4. Products and services.

Why do we treat the medical record like some ancient biblical text? "You want a copy of your records? That'll be 20 cents/page, take 5 business days and require you to stand on a stack of holy bibles to prove your identity."

I understand the need for patient confidentiality, but our system is corrupted: I'm as guilty of this as any doc. Our records are to please the dictates of billing/coding and quality assurance. They're usually at least somewhat in gibberish, and we almost never give the patient a copy of what we just did with them.

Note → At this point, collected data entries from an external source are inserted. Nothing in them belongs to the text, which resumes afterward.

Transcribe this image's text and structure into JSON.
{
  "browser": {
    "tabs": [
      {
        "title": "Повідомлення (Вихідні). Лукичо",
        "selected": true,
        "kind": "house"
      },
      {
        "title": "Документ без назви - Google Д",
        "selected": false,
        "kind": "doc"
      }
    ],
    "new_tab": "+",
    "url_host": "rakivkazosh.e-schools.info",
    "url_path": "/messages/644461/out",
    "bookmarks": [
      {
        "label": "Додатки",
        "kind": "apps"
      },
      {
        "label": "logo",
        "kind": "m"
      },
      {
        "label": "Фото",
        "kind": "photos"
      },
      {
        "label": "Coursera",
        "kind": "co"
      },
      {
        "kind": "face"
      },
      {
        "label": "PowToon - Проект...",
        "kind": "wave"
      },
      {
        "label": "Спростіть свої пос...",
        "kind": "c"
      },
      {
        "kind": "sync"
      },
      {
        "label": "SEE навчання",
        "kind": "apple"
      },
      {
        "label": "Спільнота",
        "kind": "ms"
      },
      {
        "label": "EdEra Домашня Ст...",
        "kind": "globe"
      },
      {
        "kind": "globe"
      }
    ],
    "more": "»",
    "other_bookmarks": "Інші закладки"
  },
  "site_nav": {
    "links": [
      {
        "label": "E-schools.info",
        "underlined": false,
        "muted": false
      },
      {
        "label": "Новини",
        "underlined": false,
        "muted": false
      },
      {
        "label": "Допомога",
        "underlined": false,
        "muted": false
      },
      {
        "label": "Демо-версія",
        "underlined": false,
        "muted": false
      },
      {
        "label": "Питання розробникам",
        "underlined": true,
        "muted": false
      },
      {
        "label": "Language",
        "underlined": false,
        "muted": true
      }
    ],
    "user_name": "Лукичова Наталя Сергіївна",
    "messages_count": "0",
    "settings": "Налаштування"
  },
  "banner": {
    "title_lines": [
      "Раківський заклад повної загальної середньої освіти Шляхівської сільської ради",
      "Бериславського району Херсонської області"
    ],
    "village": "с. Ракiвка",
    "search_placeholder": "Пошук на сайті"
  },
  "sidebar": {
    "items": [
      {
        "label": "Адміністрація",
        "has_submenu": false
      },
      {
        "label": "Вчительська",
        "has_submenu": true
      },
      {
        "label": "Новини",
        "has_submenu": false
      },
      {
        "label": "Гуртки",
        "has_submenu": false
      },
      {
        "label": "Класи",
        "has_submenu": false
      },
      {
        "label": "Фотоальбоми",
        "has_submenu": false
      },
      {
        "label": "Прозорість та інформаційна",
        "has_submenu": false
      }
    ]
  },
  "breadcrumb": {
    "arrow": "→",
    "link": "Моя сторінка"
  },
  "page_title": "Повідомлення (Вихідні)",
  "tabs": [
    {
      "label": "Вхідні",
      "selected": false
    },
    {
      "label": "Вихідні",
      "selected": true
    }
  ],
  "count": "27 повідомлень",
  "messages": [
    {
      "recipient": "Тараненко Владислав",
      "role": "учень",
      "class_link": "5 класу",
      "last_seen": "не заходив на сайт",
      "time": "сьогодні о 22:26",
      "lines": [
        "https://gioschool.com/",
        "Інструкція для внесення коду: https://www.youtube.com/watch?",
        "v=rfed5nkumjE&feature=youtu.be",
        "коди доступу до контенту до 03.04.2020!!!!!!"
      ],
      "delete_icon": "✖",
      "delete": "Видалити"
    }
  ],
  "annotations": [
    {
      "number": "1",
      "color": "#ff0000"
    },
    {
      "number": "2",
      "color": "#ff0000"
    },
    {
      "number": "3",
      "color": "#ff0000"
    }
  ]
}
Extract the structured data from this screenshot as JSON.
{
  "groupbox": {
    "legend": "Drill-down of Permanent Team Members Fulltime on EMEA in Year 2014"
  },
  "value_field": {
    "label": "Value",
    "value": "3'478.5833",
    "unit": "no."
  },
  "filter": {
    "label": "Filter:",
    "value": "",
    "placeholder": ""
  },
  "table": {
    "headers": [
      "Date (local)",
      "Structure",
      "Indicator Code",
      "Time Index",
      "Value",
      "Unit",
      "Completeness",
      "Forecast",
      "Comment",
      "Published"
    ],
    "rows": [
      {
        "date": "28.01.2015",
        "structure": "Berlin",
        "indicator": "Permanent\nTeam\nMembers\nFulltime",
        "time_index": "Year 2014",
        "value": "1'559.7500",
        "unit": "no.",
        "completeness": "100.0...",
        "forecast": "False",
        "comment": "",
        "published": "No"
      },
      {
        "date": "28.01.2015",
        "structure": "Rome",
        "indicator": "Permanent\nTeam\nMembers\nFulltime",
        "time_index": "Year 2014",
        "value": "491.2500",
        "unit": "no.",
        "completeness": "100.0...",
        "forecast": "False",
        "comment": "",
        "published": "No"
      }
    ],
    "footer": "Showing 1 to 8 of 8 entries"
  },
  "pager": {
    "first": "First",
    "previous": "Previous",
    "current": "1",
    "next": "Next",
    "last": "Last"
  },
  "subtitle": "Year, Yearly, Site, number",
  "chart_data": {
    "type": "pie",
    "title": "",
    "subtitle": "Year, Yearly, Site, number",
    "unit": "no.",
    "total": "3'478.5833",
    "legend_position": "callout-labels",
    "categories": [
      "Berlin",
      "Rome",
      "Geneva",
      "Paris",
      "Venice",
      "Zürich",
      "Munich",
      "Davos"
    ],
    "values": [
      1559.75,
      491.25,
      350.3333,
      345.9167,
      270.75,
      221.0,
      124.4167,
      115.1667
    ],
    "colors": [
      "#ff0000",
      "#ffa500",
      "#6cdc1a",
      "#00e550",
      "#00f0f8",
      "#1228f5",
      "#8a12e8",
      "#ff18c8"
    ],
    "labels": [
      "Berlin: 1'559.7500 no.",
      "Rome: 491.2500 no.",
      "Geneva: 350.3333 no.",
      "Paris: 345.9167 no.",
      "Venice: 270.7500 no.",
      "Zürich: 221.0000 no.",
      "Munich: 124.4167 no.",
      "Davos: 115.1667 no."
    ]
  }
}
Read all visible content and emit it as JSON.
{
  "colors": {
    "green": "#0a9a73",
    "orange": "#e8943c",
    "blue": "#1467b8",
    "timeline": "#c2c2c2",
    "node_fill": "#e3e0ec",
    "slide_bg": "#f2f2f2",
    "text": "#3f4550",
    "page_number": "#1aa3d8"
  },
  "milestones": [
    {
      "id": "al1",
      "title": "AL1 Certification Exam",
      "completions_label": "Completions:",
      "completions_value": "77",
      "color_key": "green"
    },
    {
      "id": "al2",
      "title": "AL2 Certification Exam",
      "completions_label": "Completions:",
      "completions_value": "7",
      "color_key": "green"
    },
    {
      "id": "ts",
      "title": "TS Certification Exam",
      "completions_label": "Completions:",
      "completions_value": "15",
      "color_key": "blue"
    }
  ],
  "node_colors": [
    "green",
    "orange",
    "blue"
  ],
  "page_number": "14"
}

Wouldn't it be nice to have a printout of our consult? Results of your tests? Doctors have gotten better about giving out lab results, to be sure, but shouldn't you be able to somehow get online and check your own results and then contact us with your questions? Or at least be able to access them once the doctor has 'reviewed' them?

I'd like to look at this post as the start of a wish list for 21st century medicine. From your keyboard to my ears. Or screen. Or eyes. I have a lot more ideas, but I hope this gets the ball rolling.

John Henning Schumann is a general internist in Chicago's south side, and an educator at the University of Chicago, where he trains residents and medical students in both internal medicine and medical ethics. He is also faculty co-chair of the university's human rights program. His blog, GlassHospital, provides transparency on the workings of medical practice and the complexities of hospital care, illuminates the emotional and cognitive aspects of caregiving and decision-making from the perspective of an active primary care physician, and offers behind-the-scenes portraits of hospital sanctums and the people that inhabit them.